Corn and Soybeans Rank Among Kentucky’s Top Commodities
By: Cathy Lockman, Farm Flavor
“Young, ambitious farmer looking for land to lease.”
That’s how Ryan Bivens described himself in ads when he moved to Hodgenville 11 years ago hoping to establish a farming career. It might be an unorthodox way to build a farm operation, since most farmers inherit a family business, but it didn’t take long for people to see how serious Bivens was, or how successful he could be.
Today, Bivens and his wife, Misty, an agriculture teacher at LaRue County High School, run Fresh Start Farms, working 5,400 acres of corn, soybeans and wheat for 68 different landlords. This year, the Bivens family was named one of the 2012 Best Young Farmers in the United States by Progressive Farmer magazine.
Fresh Start aptly describes the genesis of the Bivens’ business. Misty Bivens grew up on a tobacco and beef farm and moved to LaRue County to teach. Ryan worked for neighboring tobacco farmers in high school and college and followed Misty to Hodgenville. Growing corn and soybeans instead of tobacco was a kind of fresh start, too – one that has allowed them to do the work they love, raise their sons, Cyrus and Avery, on the farm and build a strong, community-minded business.
Like the Bivens family, many Kentucky farmers have had great success growing and harvesting corn and soybeans. The state’s two top crops have played a large part in the recent boom in Kentucky’s agriculture economy. Overall farm cash receipts in the Commonwealth topped $5 billion in 2011 for the first time ever.
Corn was responsible for about $980 million of that total, a close second to the poultry industry, which came in at about $1 billion. Kentucky farmers planted 1.6 million acres of corn, the largest corn acreage in more than a quarter century. Soybean production accounted for 12 percent of Kentucky’s farm cash receipts, at approximately $650 million, with nearly 1.4 million acres planted. Soybeans in Kentucky are planted both as full-season beans and double-crop beans following the winter wheat harvest.
“We’re seeing more ground that was hay pasture being brought into corn and soybean production,” says Bivens, whose operation is 50 percent corn, 50 percent beans, with half of those acres also double-crop. “Landowners see row crop production as a way to make a good return on their investment.” And, he says, Kentucky is a great place to grow those crops for several reasons.
“Our climate is a benefit because we have a longer growing window,” Bivens says. “Plus, our location creates a healthy market. We’re sitting on the Ohio River, which gives us easy access to the Gulf of Mexico and the export markets. There is also a strong market for our grain right here in Kentucky for chicken and livestock feed, distilleries and biodiesel.”
As vice president of the Kentucky Soybean Association, Bivens knows a thing or two about these markets. “Our main goal is to increase the economic return for farmers,” he says. That means maintaining and expanding existing markets and developing new ones.

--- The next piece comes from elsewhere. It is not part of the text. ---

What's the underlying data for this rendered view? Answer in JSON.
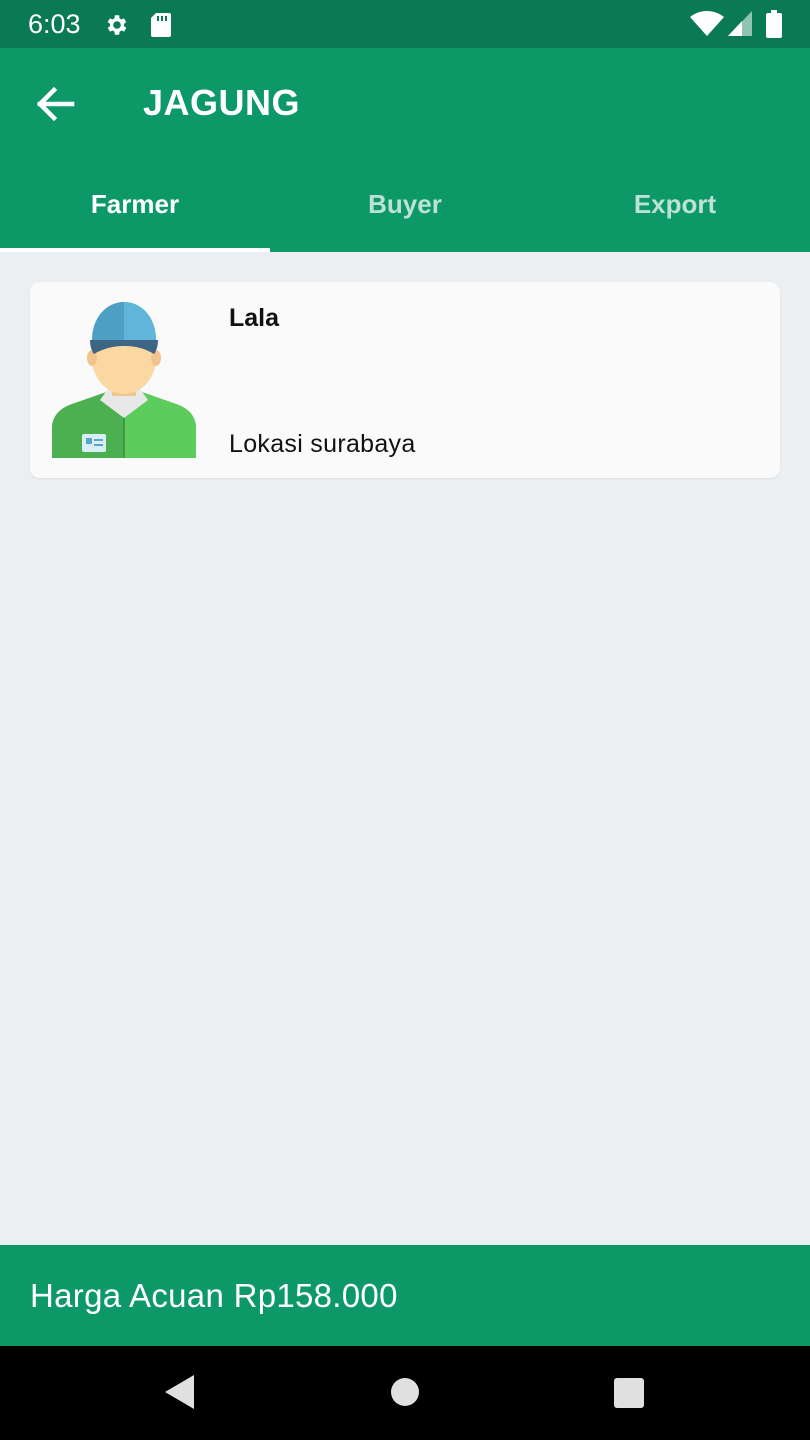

What are the challenges for Kentucky corn and bean farmers? Talk to Kentucky row crop farmers and here’s what you’ll hear: Weather, of course, is always an issue, but one that producers can do little about. Prices are another.
“Farming is not a business that guarantees a profit,” Bivens says. “We take what the market gives us.”
All the more reason to control the aspects of the business that you can, Bivens says. For him, that means a commitment to sustainable practices. “Everything we do, we look first at making decisions that are environmentally friendly. That pays the biggest dividends for everyone in the long run.”
Improved technology also helps control other aspects of farming operations. For instance, precision agriculture equipment and no-till practices have helped farmers manage the challenges growing row crops in Kentucky’s rolling hills.
“We don’t have large, square fields like they do in other states that grow corn and soybeans, so GPS technology and variable rate planting and fertilizer techniques are a big benefit for us. Automatic shutoff technology is good for the crop, good for the environment and good for the bottom line.
We’ve proven that here in Kentucky, we know how to grow these crops, grow them well and be good stewards of the land at the same time.”